Quand on parle de nos pêcheurs, on veut, dans certains endroits, qu'ils n'aillent plus pêcher, par exemple dans les fonds marins, etc. Ça ne marche pas si on le fait dans des conférences comme ça tout seul. Il faut les concerter, les associer avec les scientifiques, et puis il faut leur donner la capacité d'avoir d'autres débouchés. Ça m'a été présenté il y a quelques semaines. C'est le cas formidable de Paimpol, par exemple. Je suis un peu chauvin, c'est en France, mais il y a des tas de cas.
La Polynésie a fait un travail formidable avec ses pêcheurs, avec, justement, nos populations. Les peuples autochtones, les peuples indigènes ont une connaissance, un savoir-faire. Quand on marie la connaissance, le respect des peuples autochtones, des peuples indigènes, la science, le respect de chacun, et ça, c'est les sciences humaines et sociales, on arrive à tout faire bouger. Donc, vous voyez, il y a ces priorités scientifiques, mission Neptune, et puis tout ce que je viens d'évoquer, qui est absolument clé, sur lequel on doit mettre du financement, mais ça doit être la base de notre action aujourd'hui comme demain. Pas de bonne action si elle ne repose pas sur la science.
Vous avez parfaitement résumé les conclusions du Blue Finance and Economic Forum qui s'est tenu à Monaco, on a besoin de mobiliser tout le monde. Je félicite à la fois le financement multilatéral, le financement privé qui s'est mis en place. On a des premiers fonds qui arrivent, des philanthropes. Franchement, merci. Plusieurs sont ici autour de la table. Vous faites un travail formidable. Vous êtes extrêmement vocaux et passionnés, et ça inspire, je dirais, tout le monde. On doit continuer de consolider. Au fond, on a ce que les philanthropes ont fait en avance de phase, ce que les fondations sont en train de consolider. Plusieurs sont dans cette salle. Elles sont méditerranéennes, elles sont américaines, elles sont asiatiques. Puisque aujourd'hui, les agences de financement et les grands Asset manager sont en train de commencer à faire, Et donc, il faut qu'on ait un suivi chaque année. Le prince Albert II, je le remercie, a accepté de faire un suivi. Et donc, il y aura une nouvelle conférence l'année prochaine qui fera le suivi des annonces d'aujourd'hui.
C'est fondamental. Et donc, on ne va pas lâcher ce qui a été lancé.

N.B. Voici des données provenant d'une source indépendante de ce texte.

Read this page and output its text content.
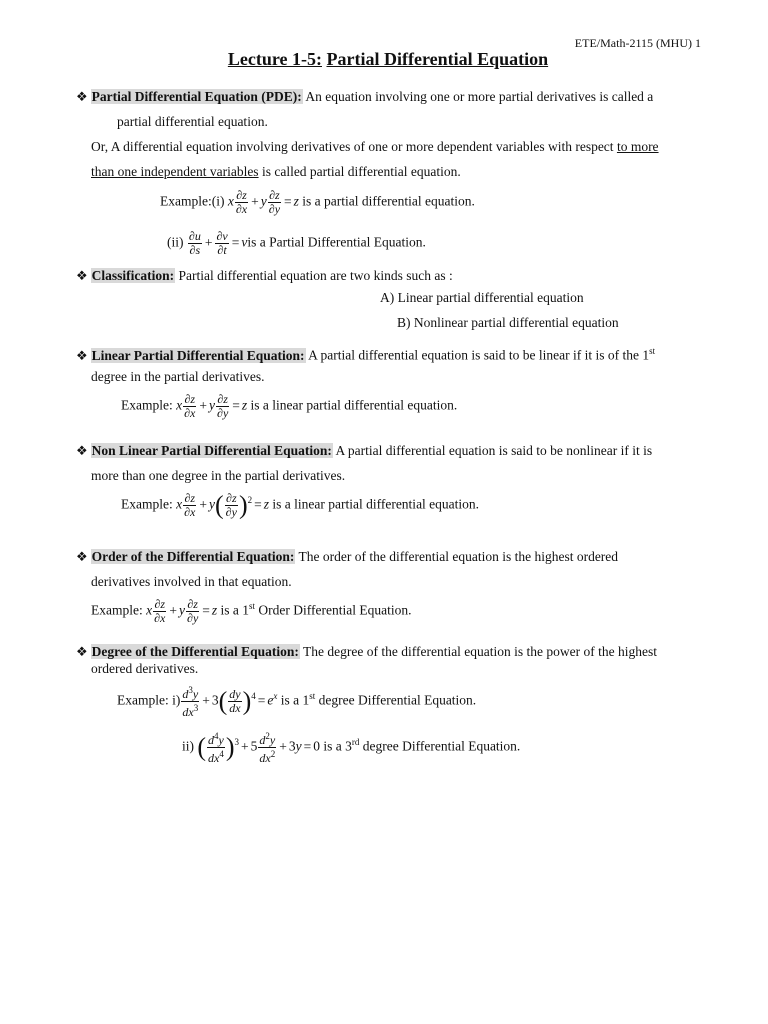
ETE/Math-2115 (MHU) 1
Lecture 1-5: Partial Differential Equation
❖ Partial Differential Equation (PDE): An equation involving one or more partial derivatives is called a
partial differential equation.
Or, A differential equation involving derivatives of one or more dependent variables with respect to more
than one independent variables is called partial differential equation.
Example:(i) x $\frac{\partial z}{\partial x} + y \frac{\partial z}{\partial y} = z$ is a partial differential equation.
$(ii) \frac{\partial u}{\partial s} + \frac{\partial v}{\partial t}$ = vis a Partial Differential Equation.
❖ Classification: Partial differential equation are two kinds such as :
A) Linear partial differential equation
B) Nonlinear partial differential equation
❖ Linear Partial Differential Equation: A partial differential equation is said to be linear if it is of the 1st
degree in the partial derivatives.
Example: x $\frac{\partial z}{\partial x} + y \frac{\partial z}{\partial y} = z$ is a linear partial differential equation.
❖ Non Linear Partial Differential Equation: A partial differential equation is said to be nonlinear if it is
more than one degree in the partial derivatives.
Example: x $\frac{\partial z}{\partial x} + y( \frac{\partial z}{\partial y} )^2 = z$ is a linear partial differential equation.
❖ Order of the Differential Equation: The order of the differential equation is the highest ordered
derivatives involved in that equation.
Example: x $\frac{\partial z}{\partial x} + y \frac{\partial z}{\partial y} = z$ is a 1st Order Differential Equation.
❖ Degree of the Differential Equation: The degree of the differential equation is the power of the highest
ordered derivatives.
Example: $i) \frac{d^3y}{dx^3} + 3( \frac{dy}{dx} )^4 = e^x$ is a 1st degree Differential Equation.
ii) ( $\frac{d^4y}{dx^4} )^3 + 5 \frac{d^2y}{dx^2} + 3y = 0$ is a 3rd degree Differential Equation.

Et derrière, je veux aussi qu'on bâtisse, à travers les projets pilotes qu'on a mis en place, justement ces crédits biodiversité et toute cette méthode nouvelle. Au fond, ce qu'on veut faire sur la biodiversité et les océans, c'est ce qu'on a historiquement fait sur le carbone. Mais il faut bien le dire, sur le carbone, on a eu parfois une méthodologie qui s'est un peu relâchée. Et donc là, il y a un travail formidable qui a été fait par Madame Goulard et Madame Amelia Fawcett, à la demande du roi Charles et de votre serviteur, qui est d'avoir ces crédits biodiversité. Et on a mis des projets pilotes en Polynésie, au Kenya, aux Philippines, etc. Andrew en a financé d'ailleurs plusieurs, et qui permettent d'attirer justement les financements privés et de les valoriser, et de permettre d'inciter des grands financeurs.
Et ce faisant, dans la dynamique internationale qu'on veut avoir, qu'est-ce qu'on veut faire ? On veut inciter ceux qui ont des activités qui ne sont pas bonnes pour le carbone et la biodiversité à financer ces activités qui sont bonnes. S'il y a une bonne méthodologie, on va accélérer la transition. On ne passera pas du jour au lendemain à un monde qui pollue et qui est mauvais pour la biodiversité, à un monde qui est bon et qui la protège et qui la restaure. Par contre, si on a les bons systèmes de mesure et d'incitation, on y arrivera. Ça, c'est sur le pilier économie finance. Il est fondamental, et je remercie tous ces acteurs.
3) Vous l'avez très bien montré, Christian, M. le Maire, on a besoin de mobiliser l'action locale. Vous êtes le dernier kilomètre, le dernier mètre. Et vous êtes exactement les acteurs qui organisent, pour moi, les 4 pointes du carré magique, qui est d'éviter, réduire, compenser et adapter, malheureusement, parce que beaucoup de ces territoires ont déjà à vivre avec les conséquences de la montée des eaux, du réchauffement, les conséquences de l'acidification des eaux et donc de la perte de leur récif corallien, de l'érosion du trait de côte, de la fragilisation des habitats. Et donc c'est au niveau le plus local qu'on arrive à éviter les émissions, les mauvaises pratiques qui bousculent la biodiversité, qu'on arrive à convaincre, à changer les pratiques pour les réduire quand on n'arrive pas à éviter tout de suite, que quand on n'arrive pas à les réduire assez, on peut avoir les bonnes stratégies pour les compenser, et donc restaurer, compenser, et puis malheureusement aussi qu'on mette en place les dynamiques pour adapter. Ce carré magique, il se construit par l'action locale. Et donc les gouvernements vont s'engager demain, mais je voulais dire l'importance de ces acteurs.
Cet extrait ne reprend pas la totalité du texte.